After all, Gurdon’s studies were not aimed at bringing lap puppies back to life. «Thanks to his work we discovered how embryonic development and the biology of pluripotent cells work, which have revolutionized transplants and the study of diseases such as Parkinson’s», recalls Onorati. «But cloning, combined with genetic engineering, also allows us to obtain animals with mutations that cause pathologies in humans, to analyze their onset, evolution and treatment, or to duplicate species for the production of relevant molecules or drugs. Furthermore, it could reduce the problem of transplants: the generation of pigs without the genes that cause rejection in humans is an interesting frontier for increasing the availability of organs.”
It is also that of saving endangered species: last year a female black-footed ferret, cloned in 2020 from genetic material preserved years earlier, gave birth to two healthy puppies in a zoo in Virginia, contributing to the survival of her peers. In San Diego, the same method was used to save the Przewalski’s horse, a now very rare wild equine species.

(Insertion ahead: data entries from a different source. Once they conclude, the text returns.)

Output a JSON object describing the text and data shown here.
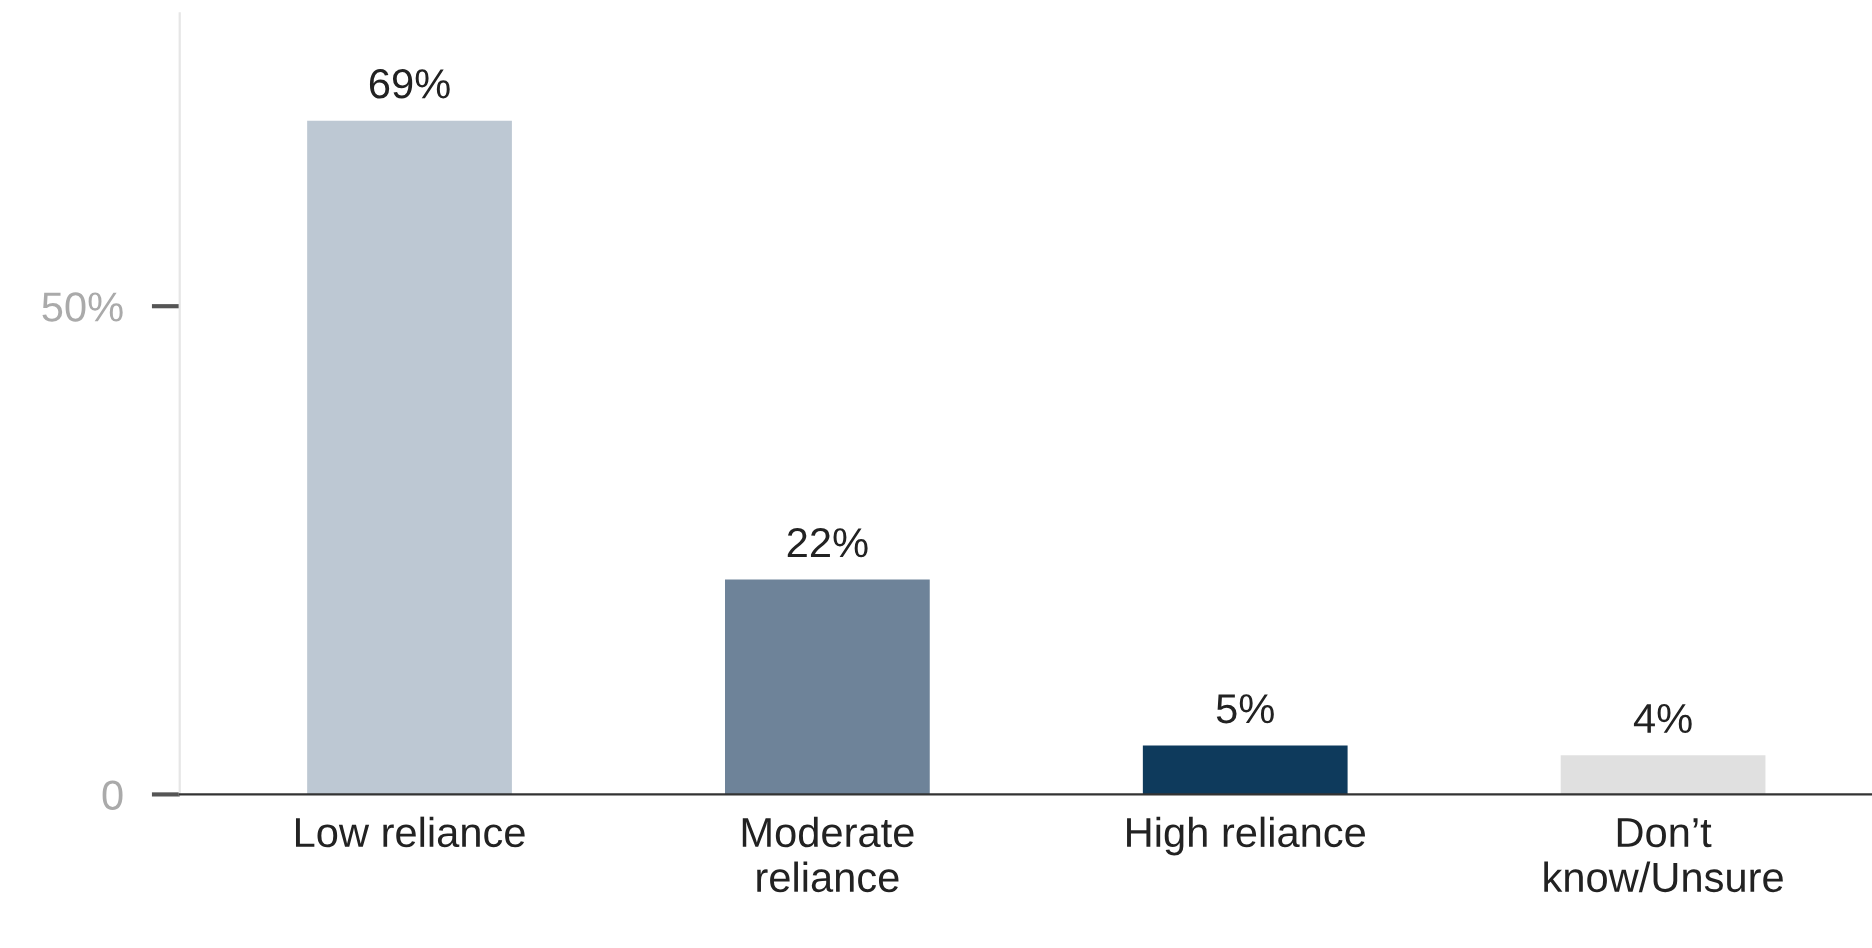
{
  "chart_data": {
    "type": "bar",
    "categories": [
      "Low reliance",
      "Moderate\nreliance",
      "High reliance",
      "Don’t\nknow/Unsure"
    ],
    "values": [
      69,
      22,
      5,
      4
    ],
    "colors": [
      "#bdc8d3",
      "#6e8399",
      "#0e3a5c",
      "#e0e0e0"
    ],
    "value_labels": [
      "69%",
      "22%",
      "5%",
      "4%"
    ],
    "ylim": [
      0,
      80
    ],
    "yticks": [
      0,
      {
        "value": 50,
        "label": "50%"
      }
    ],
    "grid": false,
    "legend": false
  }
}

The environmental cause is noble for most scientists, if it weren’t for the intentions of the American company Colossal Biosciences, which recently declared its intention to use cloning to bring back to life specimens that have been extinct for millennia. It would have already done so with the Pleistocene wolf: according to the company, the two puppies born last April, Romulus and Remus, are the first examples of animals brought back to life after an extinction that occurred ten thousand years ago. For science, however, they are simply gray wolves with some genetic fragments identical to those of the prehistoric wolf. The next goals? Dodo, mammoth, Tasmanian tiger. Environmentalists shake their heads: their disappearance occurred due to habitat changes that persist today. The mammoth, after all, lived during the ice age… In short, rather than a solution to ecological challenges, it seems like a film script. But in reality someone already thought about it in the nineties: the director was called Steven Spielberg, the film Jurassic Park.